In the 1980s, the federal government finally established a minimum wage for most farm workers but not an overtime threshold. 

A view of some of the cow barns and the milking parlor atIdeal Dairy Farms on Thursday, Nov. 11, 2021, in Hudson Falls, N.Y.
A view of some of the cow barns and the milking parlor atIdeal Dairy Farms on Thursday, Nov. 11, 2021, in Hudson Falls, N.Y.Paul Buckowski/Times Union

Where we are today?

Both sides in the debate over farm wages recognize the complexities of the question.

“Do we agree that there are some troubling economics about farming in New York state? Yes,” said Jessica Maxwell, executive director of Workers Center of Central New York, a Syracuse-based nonprofit focused on workplace and economic justice. “Do we think that should be solved on the back of the people who have the least amount of resources and are doing the hardest work, the workers? No. We think we should be looking in the other direction to solve those economic challenges in the industry.”

The Workers Center partnered with NYCLU on the 2019 court case that established the clear right for farm laborers to unionize. 

Some farm owners said "exploitation" is the wrong way to characterize their work.

“For us to think of the thought that it’s exploitation — it’s an opportunity,” said Grimaldi, the Hudson Falls dairy farmer. “It’s people who want to have an opportunity to improve their position in life and meet their financial goals, and we’d like to just give them a blank slate to do so. But regulations like this are making it so that’s not the case.” 

There's also a broader question of whether the racial disparities in farm ownership are a reflection of the workforce as well.

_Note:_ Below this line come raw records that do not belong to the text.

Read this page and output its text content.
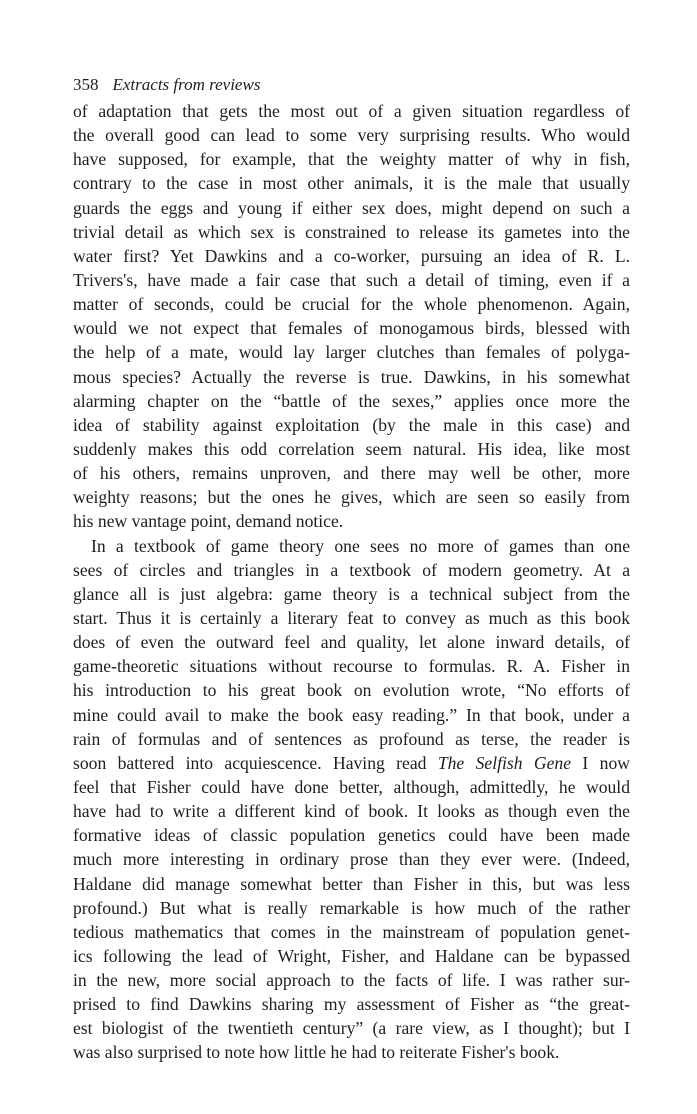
358 Extracts from reviews
of adaptation that gets the most out of a given situation regardless of
the overall good can lead to some very surprising results. Who would
have supposed, for example, that the weighty matter of why in fish,
contrary to the case in most other animals, it is the male that usually
guards the eggs and young if either sex does, might depend on such a
trivial detail as which sex is constrained to release its gametes into the
water first? Yet Dawkins and a co-worker, pursuing an idea of R. L.
Trivers's, have made a fair case that such a detail of timing, even if a
matter of seconds, could be crucial for the whole phenomenon. Again,
would we not expect that females of monogamous birds, blessed with
the help of a mate, would lay larger clutches than females of polyga-
mous species? Actually the reverse is true. Dawkins, in his somewhat
alarming chapter on the “battle of the sexes,” applies once more the
idea of stability against exploitation (by the male in this case) and
suddenly makes this odd correlation seem natural. His idea, like most
of his others, remains unproven, and there may well be other, more
weighty reasons; but the ones he gives, which are seen so easily from
his new vantage point, demand notice.
In a textbook of game theory one sees no more of games than one
sees of circles and triangles in a textbook of modern geometry. At a
glance all is just algebra: game theory is a technical subject from the
start. Thus it is certainly a literary feat to convey as much as this book
does of even the outward feel and quality, let alone inward details, of
game-theoretic situations without recourse to formulas. R. A. Fisher in
his introduction to his great book on evolution wrote, “No efforts of
mine could avail to make the book easy reading.” In that book, under a
rain of formulas and of sentences as profound as terse, the reader is
soon battered into acquiescence. Having read The Selfish Gene I now
feel that Fisher could have done better, although, admittedly, he would
have had to write a different kind of book. It looks as though even the
formative ideas of classic population genetics could have been made
much more interesting in ordinary prose than they ever were. (Indeed,
Haldane did manage somewhat better than Fisher in this, but was less
profound.) But what is really remarkable is how much of the rather
tedious mathematics that comes in the mainstream of population genet-
ics following the lead of Wright, Fisher, and Haldane can be bypassed
in the new, more social approach to the facts of life. I was rather sur-
prised to find Dawkins sharing my assessment of Fisher as “the great-
est biologist of the twentieth century” (a rare view, as I thought); but I
was also surprised to note how little he had to reiterate Fisher's book.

“It is clear that the need for a focused strategy to increase, sustain and diversify farming and land access across the country is more urgent now than ever,” state Department of Agriculture and Markets Commissioner Richard Ball said in the August report. 

Grow NY Farms disagrees with NYCLU's contention that the overtime threshold links back to Jim Crow-era policy, or that the issues of diversity and equity are reasons to set a 40-hour threshold. Instead, they say the struggle for racial equity is a reason to avoid setting a new threshold.

“We have already seen workers leave the state at (the 60-hour threshold)," Grow NY Farms said. "More will do so at 40, going to other states without the progressive labor protections that we have in New York State."